January canola at 10:33 a.m. CST is trading at $593.40, down $6.80 or 1.13 percent.
USDA pegged the corn crop at 10.725 billion bushels, up 19 million bu. from last month, with a yield increase of 0.3 bu. to 122.3 bu. per acre. The trade had expected 10.647 billion bu.
USDA estimated the soybean crop at 2.971 billion bu. The trade had expected 2.892 billion bu.
USDA increased its forecast for soybean crushing and exports but not enough to prevent an increase in soybean ending stocks to 140 million bu., up from 130 million in the October report. The trade expected 131 million.
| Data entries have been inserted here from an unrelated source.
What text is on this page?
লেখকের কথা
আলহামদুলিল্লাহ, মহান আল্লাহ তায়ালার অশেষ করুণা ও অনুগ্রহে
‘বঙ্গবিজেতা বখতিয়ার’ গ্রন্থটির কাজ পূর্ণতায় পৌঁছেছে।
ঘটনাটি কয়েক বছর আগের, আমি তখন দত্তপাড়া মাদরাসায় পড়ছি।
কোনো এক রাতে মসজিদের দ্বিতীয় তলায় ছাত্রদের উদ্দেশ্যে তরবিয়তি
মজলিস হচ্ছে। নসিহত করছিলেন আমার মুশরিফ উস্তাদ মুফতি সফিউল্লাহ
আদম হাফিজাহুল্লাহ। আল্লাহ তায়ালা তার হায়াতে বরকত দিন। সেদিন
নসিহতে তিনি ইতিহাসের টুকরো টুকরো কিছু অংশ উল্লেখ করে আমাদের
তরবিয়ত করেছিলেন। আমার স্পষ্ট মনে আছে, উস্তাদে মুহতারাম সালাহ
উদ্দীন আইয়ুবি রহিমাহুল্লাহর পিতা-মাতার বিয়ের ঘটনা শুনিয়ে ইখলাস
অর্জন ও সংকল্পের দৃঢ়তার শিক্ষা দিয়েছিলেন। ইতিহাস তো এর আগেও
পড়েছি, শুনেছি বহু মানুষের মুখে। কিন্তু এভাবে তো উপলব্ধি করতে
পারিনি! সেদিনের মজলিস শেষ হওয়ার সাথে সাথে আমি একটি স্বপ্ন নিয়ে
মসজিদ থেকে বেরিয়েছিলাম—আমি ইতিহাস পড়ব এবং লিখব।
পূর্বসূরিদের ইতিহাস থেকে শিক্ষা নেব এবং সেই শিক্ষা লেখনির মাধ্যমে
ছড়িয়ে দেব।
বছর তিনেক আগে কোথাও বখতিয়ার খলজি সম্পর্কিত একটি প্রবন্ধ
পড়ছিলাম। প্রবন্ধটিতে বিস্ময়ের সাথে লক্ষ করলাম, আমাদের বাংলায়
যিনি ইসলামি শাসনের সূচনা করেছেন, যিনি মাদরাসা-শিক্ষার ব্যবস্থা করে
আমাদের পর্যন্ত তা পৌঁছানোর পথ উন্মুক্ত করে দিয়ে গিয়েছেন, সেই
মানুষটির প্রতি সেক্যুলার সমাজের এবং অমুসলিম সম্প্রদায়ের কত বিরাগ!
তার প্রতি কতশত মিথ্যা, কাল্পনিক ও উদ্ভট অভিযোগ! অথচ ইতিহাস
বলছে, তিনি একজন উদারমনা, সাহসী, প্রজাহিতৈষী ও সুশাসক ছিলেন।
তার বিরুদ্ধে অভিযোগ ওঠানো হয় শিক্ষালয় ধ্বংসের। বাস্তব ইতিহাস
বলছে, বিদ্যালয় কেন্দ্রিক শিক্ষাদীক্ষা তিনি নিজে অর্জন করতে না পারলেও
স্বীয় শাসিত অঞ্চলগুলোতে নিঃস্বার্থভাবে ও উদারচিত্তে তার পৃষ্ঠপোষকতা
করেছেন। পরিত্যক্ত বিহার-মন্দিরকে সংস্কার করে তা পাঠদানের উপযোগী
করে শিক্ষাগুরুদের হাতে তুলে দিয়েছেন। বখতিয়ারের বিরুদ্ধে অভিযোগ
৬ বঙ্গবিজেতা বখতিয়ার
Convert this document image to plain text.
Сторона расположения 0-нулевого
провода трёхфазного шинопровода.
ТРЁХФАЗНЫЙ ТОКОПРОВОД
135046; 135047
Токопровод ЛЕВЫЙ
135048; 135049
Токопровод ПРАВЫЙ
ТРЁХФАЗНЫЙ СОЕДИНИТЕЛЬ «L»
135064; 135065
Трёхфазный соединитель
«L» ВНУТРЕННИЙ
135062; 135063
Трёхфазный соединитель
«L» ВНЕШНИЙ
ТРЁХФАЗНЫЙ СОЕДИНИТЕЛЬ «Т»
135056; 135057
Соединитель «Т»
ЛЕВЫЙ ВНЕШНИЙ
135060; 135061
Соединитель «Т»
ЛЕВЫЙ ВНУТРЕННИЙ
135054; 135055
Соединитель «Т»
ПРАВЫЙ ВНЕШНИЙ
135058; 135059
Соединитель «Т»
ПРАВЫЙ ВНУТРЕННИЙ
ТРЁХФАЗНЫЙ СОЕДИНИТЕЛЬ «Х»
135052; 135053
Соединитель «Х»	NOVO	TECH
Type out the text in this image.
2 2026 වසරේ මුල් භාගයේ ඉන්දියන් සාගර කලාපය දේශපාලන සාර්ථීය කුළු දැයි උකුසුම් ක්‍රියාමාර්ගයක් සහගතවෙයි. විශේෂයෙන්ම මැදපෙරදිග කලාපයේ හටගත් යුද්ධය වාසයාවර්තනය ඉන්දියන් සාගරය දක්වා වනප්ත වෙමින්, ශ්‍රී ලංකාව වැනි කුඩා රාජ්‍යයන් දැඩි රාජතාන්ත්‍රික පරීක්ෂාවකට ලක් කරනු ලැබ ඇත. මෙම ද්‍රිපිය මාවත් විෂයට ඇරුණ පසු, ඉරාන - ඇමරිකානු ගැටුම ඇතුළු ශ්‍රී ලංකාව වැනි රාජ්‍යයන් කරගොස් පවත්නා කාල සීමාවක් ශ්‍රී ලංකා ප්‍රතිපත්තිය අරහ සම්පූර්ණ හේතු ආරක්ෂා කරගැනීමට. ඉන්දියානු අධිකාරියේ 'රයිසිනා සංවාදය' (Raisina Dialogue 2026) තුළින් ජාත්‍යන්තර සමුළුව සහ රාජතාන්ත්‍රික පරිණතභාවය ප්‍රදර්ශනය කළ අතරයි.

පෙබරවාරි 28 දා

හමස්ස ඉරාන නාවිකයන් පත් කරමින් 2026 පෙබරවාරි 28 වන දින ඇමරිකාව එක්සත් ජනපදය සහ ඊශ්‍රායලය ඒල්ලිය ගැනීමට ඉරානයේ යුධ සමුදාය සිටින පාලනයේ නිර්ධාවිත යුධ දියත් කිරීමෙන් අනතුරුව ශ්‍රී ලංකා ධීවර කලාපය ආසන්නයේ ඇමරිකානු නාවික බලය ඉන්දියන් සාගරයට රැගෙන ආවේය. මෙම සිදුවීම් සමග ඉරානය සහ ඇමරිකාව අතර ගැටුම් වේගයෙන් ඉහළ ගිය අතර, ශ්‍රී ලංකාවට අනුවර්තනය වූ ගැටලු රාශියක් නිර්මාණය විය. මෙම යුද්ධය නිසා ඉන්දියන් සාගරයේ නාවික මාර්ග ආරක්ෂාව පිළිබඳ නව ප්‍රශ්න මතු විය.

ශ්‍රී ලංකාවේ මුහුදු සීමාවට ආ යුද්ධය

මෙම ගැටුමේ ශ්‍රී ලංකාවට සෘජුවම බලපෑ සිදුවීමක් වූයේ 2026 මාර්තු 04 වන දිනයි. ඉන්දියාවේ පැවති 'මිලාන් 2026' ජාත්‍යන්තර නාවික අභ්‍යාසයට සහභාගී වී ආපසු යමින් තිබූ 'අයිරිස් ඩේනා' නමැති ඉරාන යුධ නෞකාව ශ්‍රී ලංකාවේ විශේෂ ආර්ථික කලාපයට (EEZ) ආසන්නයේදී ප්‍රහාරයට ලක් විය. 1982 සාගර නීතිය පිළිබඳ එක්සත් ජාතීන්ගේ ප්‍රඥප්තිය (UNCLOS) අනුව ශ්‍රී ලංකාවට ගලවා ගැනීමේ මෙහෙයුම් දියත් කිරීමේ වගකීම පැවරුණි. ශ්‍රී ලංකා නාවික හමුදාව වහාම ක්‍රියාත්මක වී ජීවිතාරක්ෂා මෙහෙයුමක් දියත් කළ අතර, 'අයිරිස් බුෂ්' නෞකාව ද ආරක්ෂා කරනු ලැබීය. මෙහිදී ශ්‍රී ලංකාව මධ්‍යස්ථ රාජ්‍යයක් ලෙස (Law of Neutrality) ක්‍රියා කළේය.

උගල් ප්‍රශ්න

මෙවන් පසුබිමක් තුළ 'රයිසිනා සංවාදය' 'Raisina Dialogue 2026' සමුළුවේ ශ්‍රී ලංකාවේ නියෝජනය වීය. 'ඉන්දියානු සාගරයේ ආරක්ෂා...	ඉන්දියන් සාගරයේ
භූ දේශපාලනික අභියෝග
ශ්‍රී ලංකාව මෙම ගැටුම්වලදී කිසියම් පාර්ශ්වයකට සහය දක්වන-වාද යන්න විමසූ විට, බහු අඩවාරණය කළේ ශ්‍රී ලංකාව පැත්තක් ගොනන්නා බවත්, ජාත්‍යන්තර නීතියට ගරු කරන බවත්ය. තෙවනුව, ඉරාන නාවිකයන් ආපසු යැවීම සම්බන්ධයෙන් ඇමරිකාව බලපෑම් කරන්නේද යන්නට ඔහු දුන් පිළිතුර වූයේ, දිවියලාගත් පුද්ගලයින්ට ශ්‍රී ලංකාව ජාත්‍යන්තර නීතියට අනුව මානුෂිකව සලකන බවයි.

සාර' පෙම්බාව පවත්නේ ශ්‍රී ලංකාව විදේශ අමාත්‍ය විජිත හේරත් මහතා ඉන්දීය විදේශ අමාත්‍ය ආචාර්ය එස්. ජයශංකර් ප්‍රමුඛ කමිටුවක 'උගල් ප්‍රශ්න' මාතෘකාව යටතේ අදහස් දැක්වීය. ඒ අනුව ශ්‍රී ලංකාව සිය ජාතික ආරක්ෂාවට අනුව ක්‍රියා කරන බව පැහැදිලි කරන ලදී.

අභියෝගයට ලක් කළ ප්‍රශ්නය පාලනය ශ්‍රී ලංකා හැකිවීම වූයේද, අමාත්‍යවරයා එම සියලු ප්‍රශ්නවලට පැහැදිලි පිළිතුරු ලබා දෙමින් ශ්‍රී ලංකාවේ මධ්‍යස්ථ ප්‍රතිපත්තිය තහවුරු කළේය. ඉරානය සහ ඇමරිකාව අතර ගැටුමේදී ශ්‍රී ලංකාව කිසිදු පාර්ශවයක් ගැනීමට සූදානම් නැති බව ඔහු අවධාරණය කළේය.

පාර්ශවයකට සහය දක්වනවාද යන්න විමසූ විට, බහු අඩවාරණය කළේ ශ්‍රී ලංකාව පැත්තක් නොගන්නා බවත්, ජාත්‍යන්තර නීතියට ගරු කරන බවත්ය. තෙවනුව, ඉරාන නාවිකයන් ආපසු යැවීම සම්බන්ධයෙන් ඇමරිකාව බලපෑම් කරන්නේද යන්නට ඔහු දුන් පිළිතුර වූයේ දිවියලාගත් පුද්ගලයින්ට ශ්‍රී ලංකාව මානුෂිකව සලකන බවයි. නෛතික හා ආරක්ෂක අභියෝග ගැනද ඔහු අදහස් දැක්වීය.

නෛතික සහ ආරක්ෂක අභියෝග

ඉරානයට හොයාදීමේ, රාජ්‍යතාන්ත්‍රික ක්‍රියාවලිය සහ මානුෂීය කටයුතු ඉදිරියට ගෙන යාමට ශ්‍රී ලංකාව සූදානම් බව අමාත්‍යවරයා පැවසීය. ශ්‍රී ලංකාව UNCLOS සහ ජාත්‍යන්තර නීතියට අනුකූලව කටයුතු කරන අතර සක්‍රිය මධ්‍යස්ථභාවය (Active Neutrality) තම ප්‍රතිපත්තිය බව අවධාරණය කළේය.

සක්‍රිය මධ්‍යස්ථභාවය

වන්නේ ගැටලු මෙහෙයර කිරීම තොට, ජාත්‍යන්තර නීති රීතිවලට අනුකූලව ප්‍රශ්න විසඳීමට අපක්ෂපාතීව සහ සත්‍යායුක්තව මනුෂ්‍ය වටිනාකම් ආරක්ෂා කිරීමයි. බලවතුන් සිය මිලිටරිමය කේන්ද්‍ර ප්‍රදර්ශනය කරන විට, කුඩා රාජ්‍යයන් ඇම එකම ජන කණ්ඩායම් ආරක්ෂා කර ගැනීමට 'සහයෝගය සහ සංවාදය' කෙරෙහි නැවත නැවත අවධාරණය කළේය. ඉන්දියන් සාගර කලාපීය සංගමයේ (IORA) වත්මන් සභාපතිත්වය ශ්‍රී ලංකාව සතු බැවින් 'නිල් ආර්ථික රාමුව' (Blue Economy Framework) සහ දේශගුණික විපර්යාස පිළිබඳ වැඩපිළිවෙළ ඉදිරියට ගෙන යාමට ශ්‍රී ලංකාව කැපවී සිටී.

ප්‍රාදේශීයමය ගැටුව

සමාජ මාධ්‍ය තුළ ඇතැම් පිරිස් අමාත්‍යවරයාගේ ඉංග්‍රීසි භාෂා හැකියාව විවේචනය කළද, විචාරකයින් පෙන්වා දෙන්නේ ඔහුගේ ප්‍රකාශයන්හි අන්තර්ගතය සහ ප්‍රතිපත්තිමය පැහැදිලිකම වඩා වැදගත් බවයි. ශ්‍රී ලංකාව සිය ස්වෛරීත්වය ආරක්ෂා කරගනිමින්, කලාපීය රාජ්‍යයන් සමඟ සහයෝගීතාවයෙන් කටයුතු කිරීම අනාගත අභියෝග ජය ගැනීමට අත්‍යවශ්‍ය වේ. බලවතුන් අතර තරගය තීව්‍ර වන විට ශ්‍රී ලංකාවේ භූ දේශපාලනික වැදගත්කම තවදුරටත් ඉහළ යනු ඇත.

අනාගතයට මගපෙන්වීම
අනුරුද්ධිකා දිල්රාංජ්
There were no changes to U.S. wheat production but USDA lowered its forecast of exports to 1.1 billion bu., down from 1.15 billion in the October report. That is a surprise because Black Sea region exports are expected to wind down soon and the trade expected more wheat business would come to the U.S.
USDA lowered its estimate of global wheat production by 1.62 million tonnes to 651.43 million tonnes. It cut its forecast of Australian production to 21 million tonnes, a reduction of two million.
However it also lowered its expectation of global consumption and the result was an increase in its forecast for ending stocks, which climbed to 174.18 million tonnes, up 1.18 million tonnes.